© 2011 Halbert Katzen J.D.
Interpréter un travail écrit avec une attitude mature et positive est particulièrement crucial pour les sujets controversés et complexes. Dans Le Livre d’Urantia, cette question est directement abordée dans une section intitulée La Règle de Vie :
Le soir de ce même jour de sabbat, à Béthanie, tandis que Jésus, les douze et un groupe de croyants étaient réunis autour du feu dans le jardin de Lazare, Nathanael posa à Jésus la question suivante : « Maitre, bien que tu nous aies appris la version positive de l’ancienne règle de vie nous commandant de faire aux autres ce que nous voudrions qu’ils nous fassent, je ne vois pas très bien comment nous pouvons toujours obéir à une telle injonction. Permets-moi d’illustrer ma question en citant l’exemple d’un homme sensuel qui regarde, avec lubricité, la partenaire qu’il a l’intention d’associer à son péché. Comment pouvons-nous enseigner que cet homme mal intentionné devrait faire aux autres ce qu’il voudrait qu’on lui fasse ? »

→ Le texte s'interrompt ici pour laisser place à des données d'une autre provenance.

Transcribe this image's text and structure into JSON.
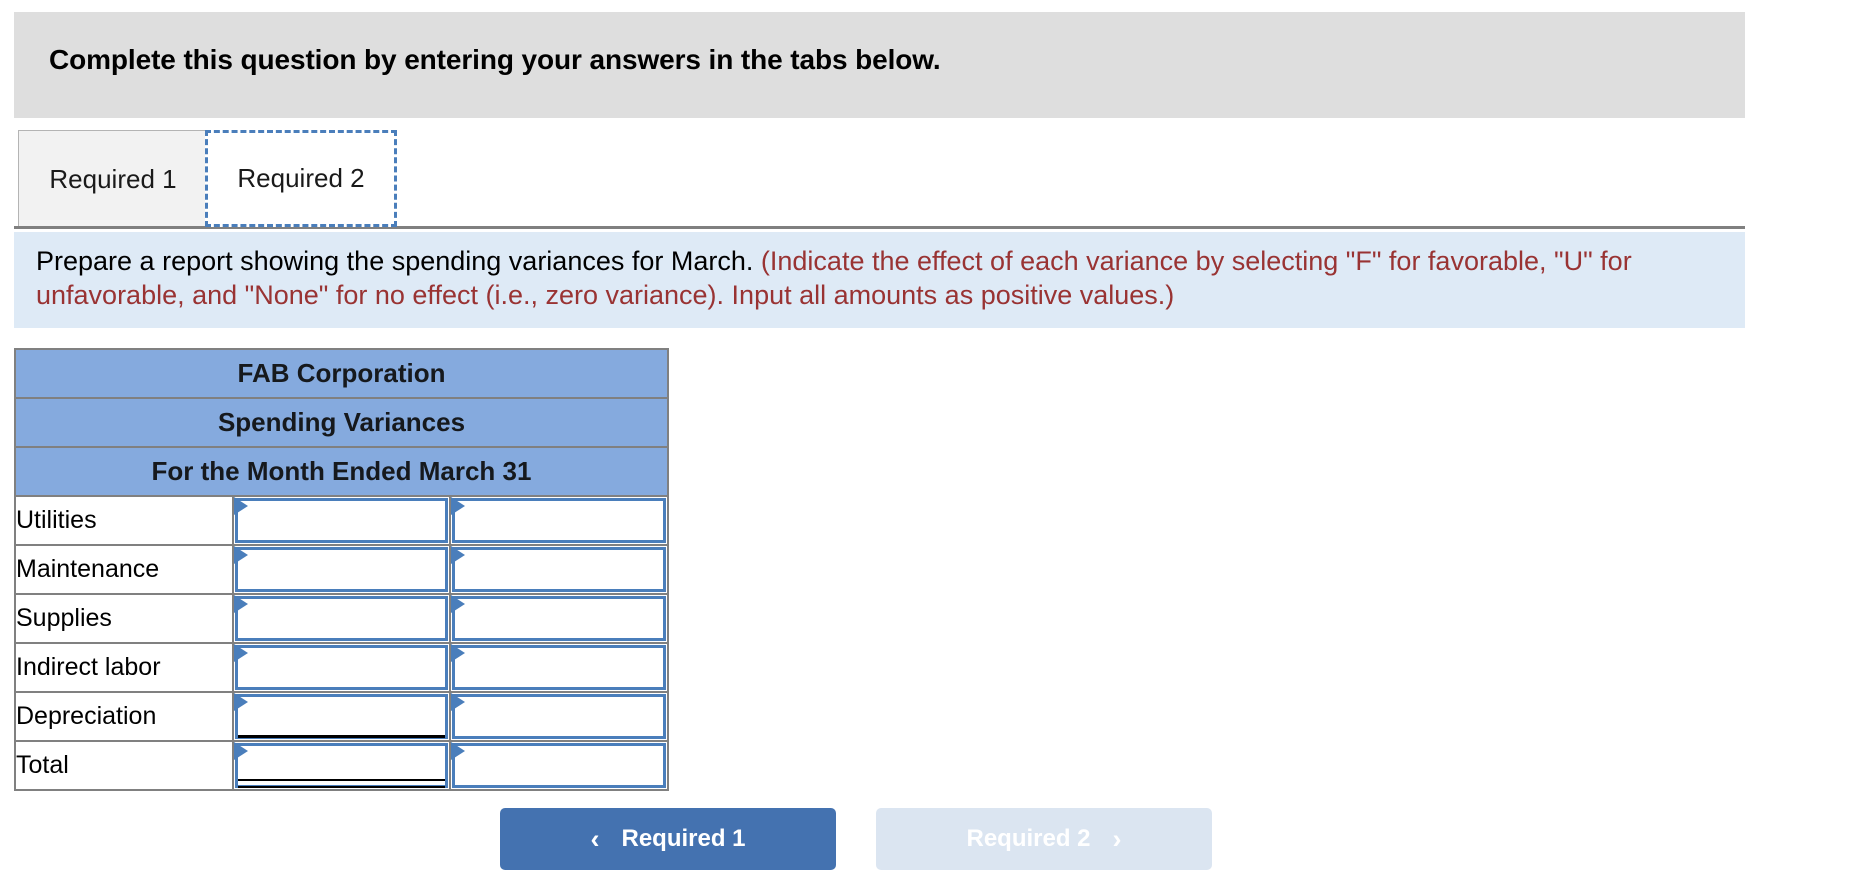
{
  "question_header": {
    "text": "Complete this question by entering your answers in the tabs below."
  },
  "tabs": [
    {
      "label": "Required 1",
      "active": false
    },
    {
      "label": "Required 2",
      "active": true
    }
  ],
  "requirement": {
    "prompt": "Prepare a report showing the spending variances for March.",
    "note_line1": "(Indicate the effect of each variance by selecting \"F\" for",
    "note_line2": "favorable, \"U\" for unfavorable, and \"None\" for no effect (i.e., zero variance). Input all amounts as positive values.)",
    "note_full": "(Indicate the effect of each variance by selecting \"F\" for favorable, \"U\" for unfavorable, and \"None\" for no effect (i.e., zero variance). Input all amounts as positive values.)"
  },
  "worksheet": {
    "title_lines": [
      "FAB Corporation",
      "Spending Variances",
      "For the Month Ended March 31"
    ],
    "rows": [
      {
        "label": "Utilities",
        "amount": "",
        "effect": ""
      },
      {
        "label": "Maintenance",
        "amount": "",
        "effect": ""
      },
      {
        "label": "Supplies",
        "amount": "",
        "effect": ""
      },
      {
        "label": "Indirect labor",
        "amount": "",
        "effect": ""
      },
      {
        "label": "Depreciation",
        "amount": "",
        "effect": ""
      },
      {
        "label": "Total",
        "amount": "",
        "effect": ""
      }
    ]
  },
  "navigation": {
    "prev_label": "Required 1",
    "prev_icon": "chevron-left-icon",
    "prev_glyph": "‹",
    "next_label": "Required 2",
    "next_icon": "chevron-right-icon",
    "next_glyph": "›"
  },
  "colors": {
    "header_bg": "#dedede",
    "banner_bg": "#deeaf6",
    "note_text": "#993333",
    "table_header_bg": "#85aade",
    "field_border": "#4a7ebb",
    "prev_button_bg": "#4472b0",
    "next_button_bg": "#dbe5f1"
  }
}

Lorsque Jésus entendit la question de Nathanael, il se leva immédiatement, montra l’apôtre du doigt et dit : « Nathanael, Nathanael ! Quelles tournures de pensées entretiens-tu dans ton cœur ? Ne reçois-tu pas mes enseignements comme un homme né de l’esprit ? N’entendez-vous pas la vérité comme des hommes sages et spirituellement intelligents ? Quand je vous ai recommandé de faire à autrui ce que vous voudriez que l’on vous fasse, je parlais à des hommes ayant un idéal élevé, et non à ceux qui seraient tentés de déformer mon enseignement et de le transformer en licence pour encourager les mauvaises actions. »

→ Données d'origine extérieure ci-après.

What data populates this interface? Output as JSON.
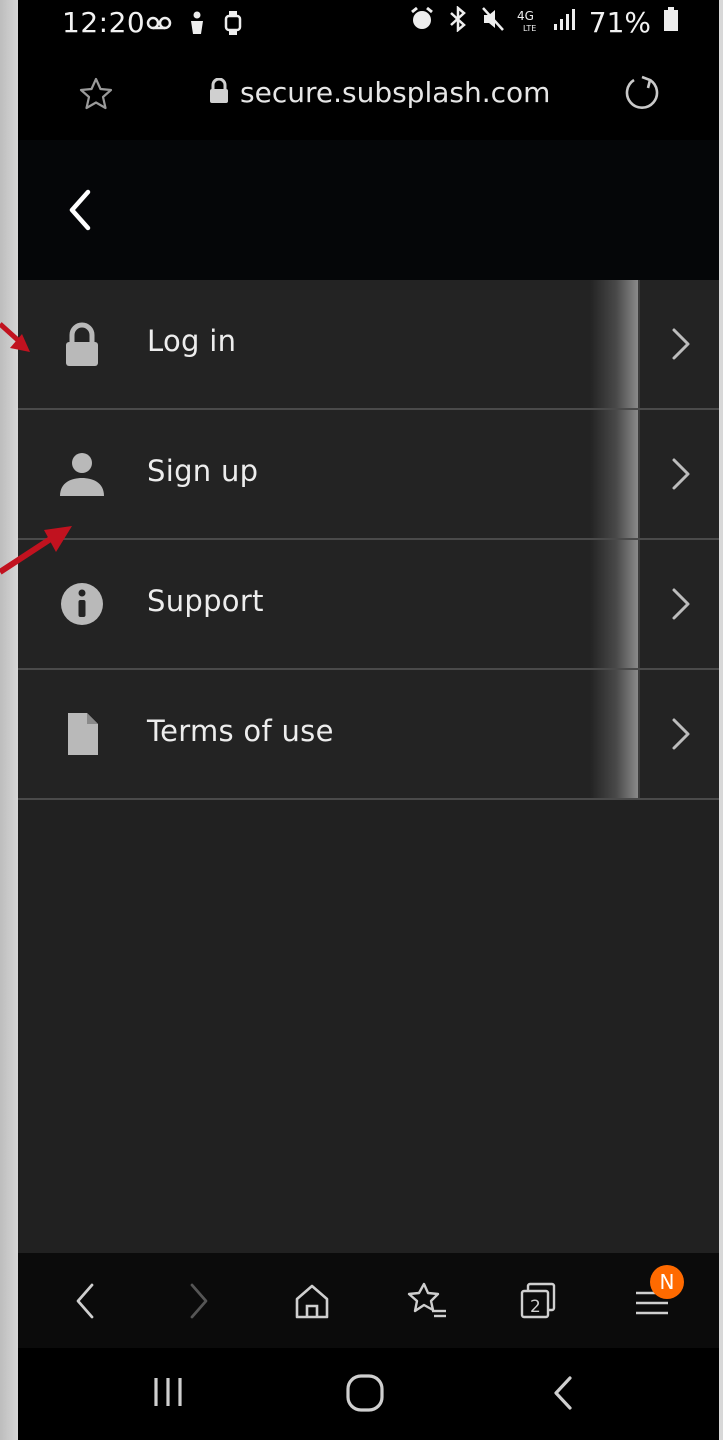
{
  "status_bar": {
    "time": "12:20",
    "battery": "71%",
    "icons": [
      "voicemail-icon",
      "accessibility-icon",
      "watch-icon",
      "alarm-icon",
      "bluetooth-icon",
      "mute-icon",
      "4g-lte-icon",
      "signal-icon",
      "battery-icon"
    ]
  },
  "url_bar": {
    "url": "secure.subsplash.com",
    "icons": [
      "bookmark-star-icon",
      "lock-icon",
      "reload-icon"
    ]
  },
  "header": {
    "back_icon": "chevron-left-icon"
  },
  "menu": {
    "items": [
      {
        "label": "Log in",
        "icon": "lock-icon"
      },
      {
        "label": "Sign up",
        "icon": "person-icon"
      },
      {
        "label": "Support",
        "icon": "info-icon"
      },
      {
        "label": "Terms of use",
        "icon": "document-icon"
      }
    ]
  },
  "browser_nav": {
    "tab_count": "2",
    "badge": "N",
    "badge_color": "#ff6a00",
    "icons": [
      "back-icon",
      "forward-icon",
      "home-icon",
      "bookmarks-icon",
      "tabs-icon",
      "menu-icon"
    ]
  },
  "system_nav": {
    "icons": [
      "recents-icon",
      "home-icon",
      "back-icon"
    ]
  },
  "colors": {
    "background": "#212121",
    "header": "#050608",
    "annotation_arrow": "#c1121f",
    "icon_gray": "#b9b9b9"
  }
}
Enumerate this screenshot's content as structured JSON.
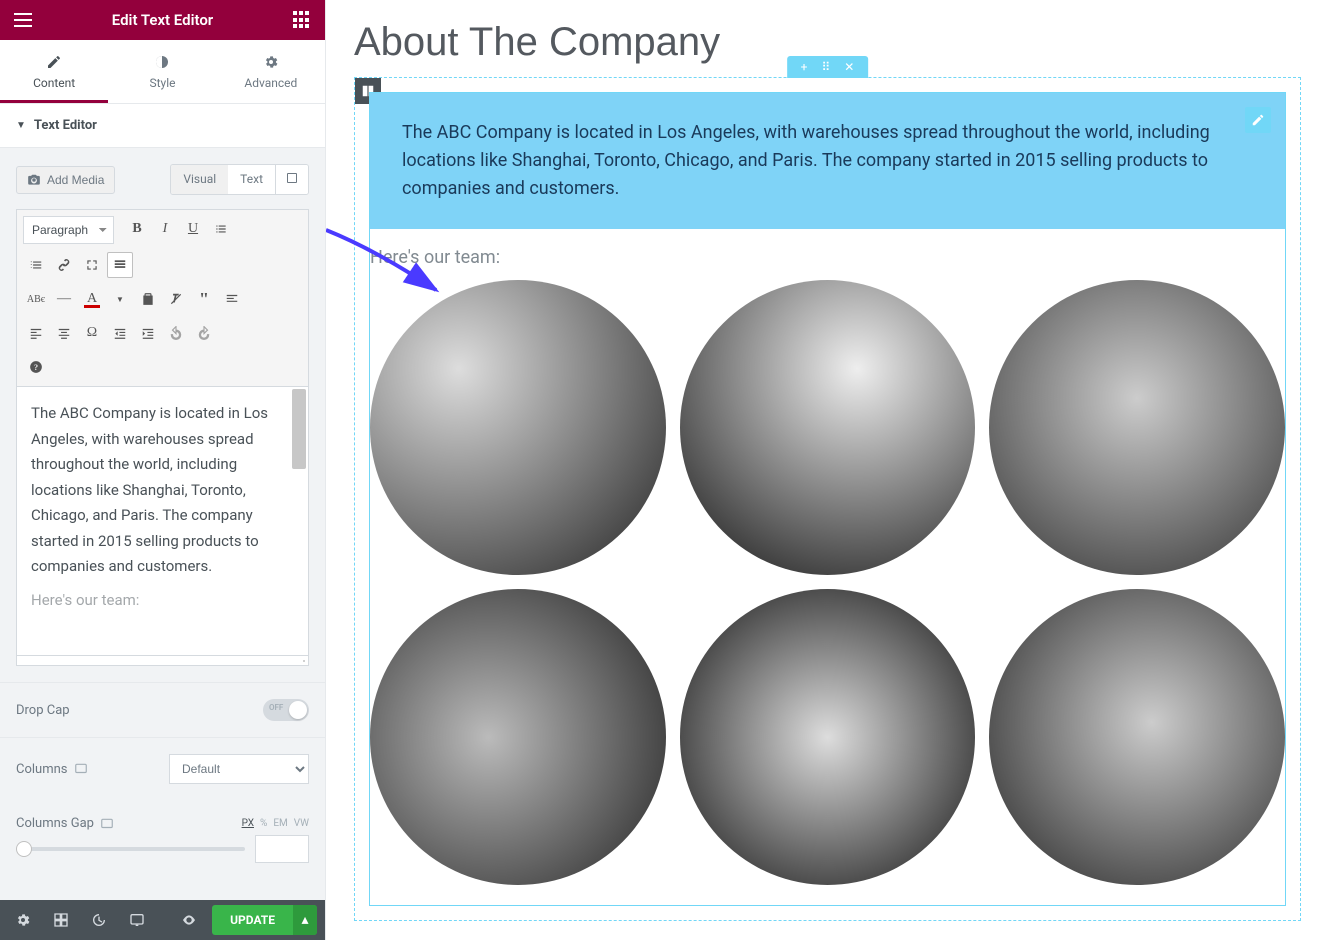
{
  "topbar": {
    "title": "Edit Text Editor"
  },
  "tabs": {
    "content": "Content",
    "style": "Style",
    "advanced": "Advanced"
  },
  "section": {
    "title": "Text Editor"
  },
  "media": {
    "button": "Add Media"
  },
  "wys": {
    "visual": "Visual",
    "text": "Text"
  },
  "format_select": "Paragraph",
  "editor": {
    "p1": "The ABC Company is located in Los Angeles, with warehouses spread throughout the world, including locations like Shanghai, Toronto, Chicago, and Paris. The company started in 2015 selling products to companies and customers.",
    "p2": "Here's our team:"
  },
  "controls": {
    "drop_cap": "Drop Cap",
    "drop_cap_state": "OFF",
    "columns": "Columns",
    "columns_value": "Default",
    "columns_gap": "Columns Gap",
    "units": {
      "px": "PX",
      "pct": "%",
      "em": "EM",
      "vw": "VW"
    }
  },
  "bottombar": {
    "update": "UPDATE"
  },
  "canvas": {
    "page_title": "About The Company",
    "text_block": "The ABC Company is located in Los Angeles, with warehouses spread throughout the world, including locations like Shanghai, Toronto, Chicago, and Paris. The company started in 2015 selling products to companies and customers.",
    "team_heading": "Here's our team:"
  }
}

Quand le Maitre eut ainsi parlé, Nathanael se leva et dit : « Maitre, il ne faut pas croire que j’approuve une telle interprétation de ton enseignement. J’ai posé cette question parce que j’ai supposé que beaucoup d’hommes de ce genre pourraient méjuger ainsi tes recommandations, et j’espérais que tu complèterais tes instructions sur ce point. » Après que Nathanael se fut rassis, Jésus poursuivit : « Je sais bien, Nathanael, que ton mental n’approuve aucune mauvaise idée de cette sorte, mais je suis déçu de voir que trop souvent vous n’arrivez pas à donner une interprétation purement spirituelle à mes enseignements courants, instructions que je dois vous donner en langage humain et à la façon dont les hommes doivent parler. Laissez-moi maintenant vous apprendre les divers niveaux de signification attachés à l’interprétation de cette règle de vie, à cette recommandation de ‘faire aux autres ce que vous voudriez qu’ils vous fassent’ :
« 1.Le niveau charnel. Cette interprétation purement égoïste et lascive trouve un bon exemple dans l’hypothèse de ta question.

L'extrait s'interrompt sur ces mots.